What is Winter's formula?

Winter's formula predicts the pCO2 the lungs should reach when compensating for a metabolic acidosis. It is expected pCO2 equals 1.5 times the bicarbonate plus 8, with an allowance of plus or minus 2 mmHg. It tells you what normal respiratory compensation looks like.

How do I interpret the result?

If the measured pCO2 falls inside the predicted range, compensation is appropriate and the picture is a simple metabolic acidosis. If it is higher than predicted there is a superimposed respiratory acidosis, and if it is lower there is a superimposed respiratory alkalosis.

Why does a deviation mean a second disorder?

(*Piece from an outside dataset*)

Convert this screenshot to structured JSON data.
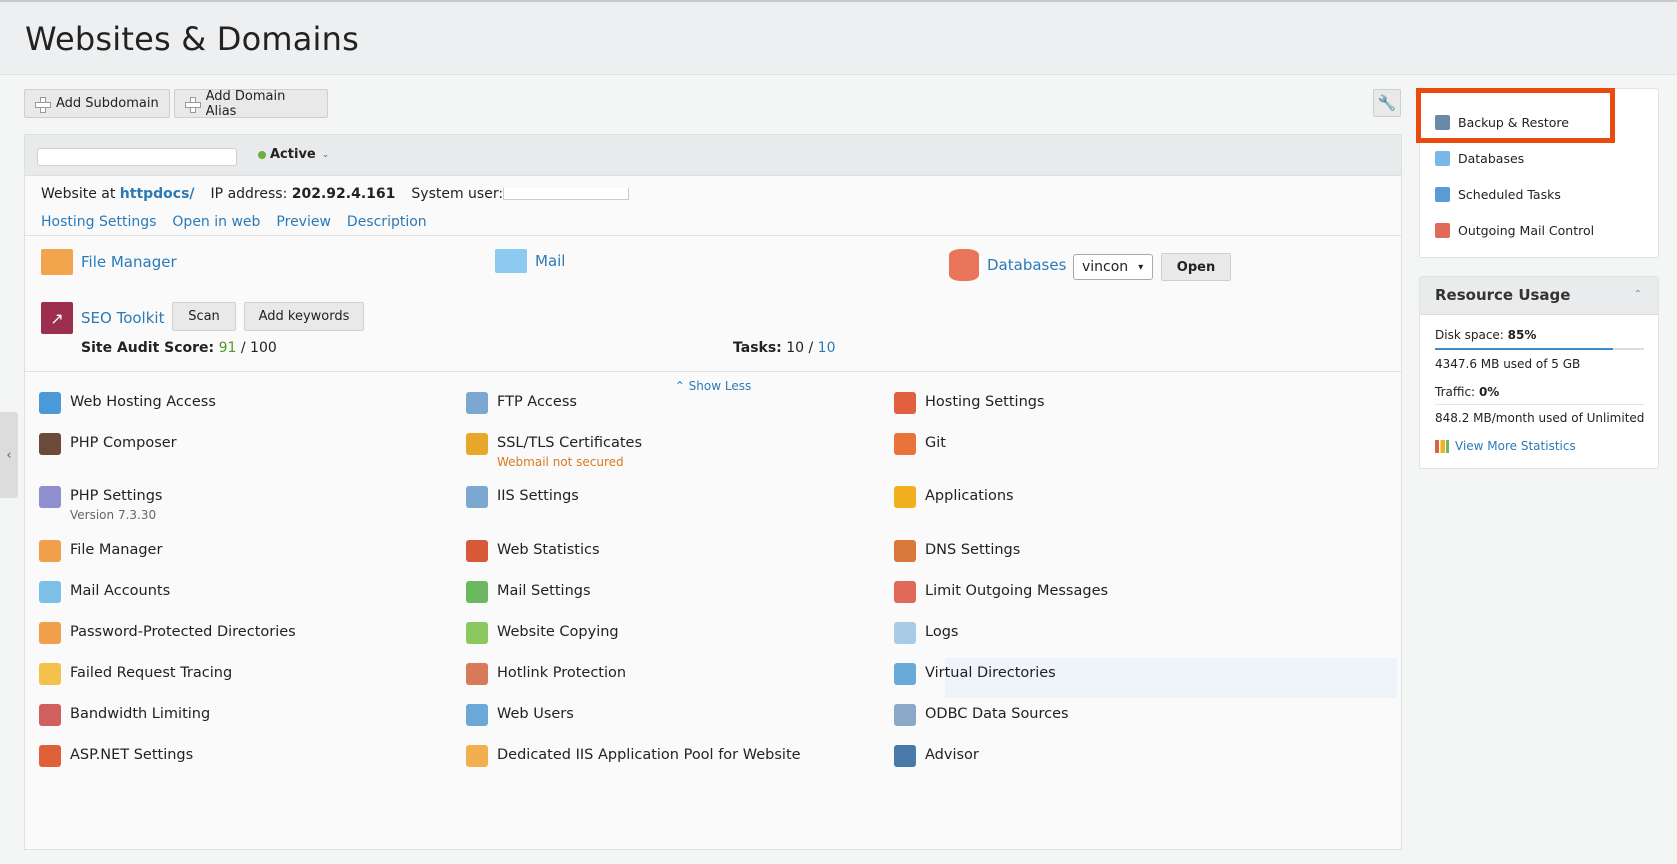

The lungs cannot over- or under-compensate beyond a predictable amount, so the expected range is tight. A measured value outside it means a separate respiratory process is also acting on the pCO2, which is the definition of a mixed acid-base disorder.

What units should I use?

Winter's formula is written for pCO2 in millimetres of mercury. If your blood gas analyser reports in kilopascals, multiply the kPa value by 7.5 to convert before comparing it against the calculated range.

Does a normal Winter's result rule out everything?

No. It only assesses respiratory compensation for a metabolic acidosis. You still need to check the pH, the anion gap, the delta ratio and the clinical context, since a normal pCO2 does not exclude a coexisting metabolic alkalosis or a high anion gap process.

Winter's Formula — Expected pCO2 in Metabolic Acidosis

When a patient has a metabolic acidosis, the lungs respond by blowing off carbon dioxide to limit the fall in pH. Winter’s formula tells you exactly how much they should respond, which lets you spot when a second acid-base disorder is hiding in the same blood gas.

How it works

The expected respiratory compensation is a simple linear function of the bicarbonate:

expected pCO2 = 1.5 x HCO3 + 8   (+/- 2 mmHg)

Compute the expected value and its narrow range, then compare it against the measured pCO2:

measured within range  -> appropriate compensation (simple acidosis)
measured above range   -> added respiratory acidosis (under-breathing)
measured below range   -> added respiratory alkalosis (over-breathing)

For example, a bicarbonate of 12 gives an expected pCO2 of 26 mmHg, range 24 to 28. A measured pCO2 of 34 would be too high, revealing a superimposed respiratory acidosis on top of the metabolic acidosis.

Tips and notes

Winter’s formula assumes a primary metabolic acidosis is already established, so confirm the acidosis from the pH and bicarbonate first. Use mmHg throughout; convert a kPa reading by multiplying by 7.5. The formula only judges respiratory compensation and says nothing about whether a coexisting metabolic alkalosis is present, so always finish the assessment with the anion gap and, where relevant, the delta-delta ratio. Interpret every result against the clinical picture rather than in isolation.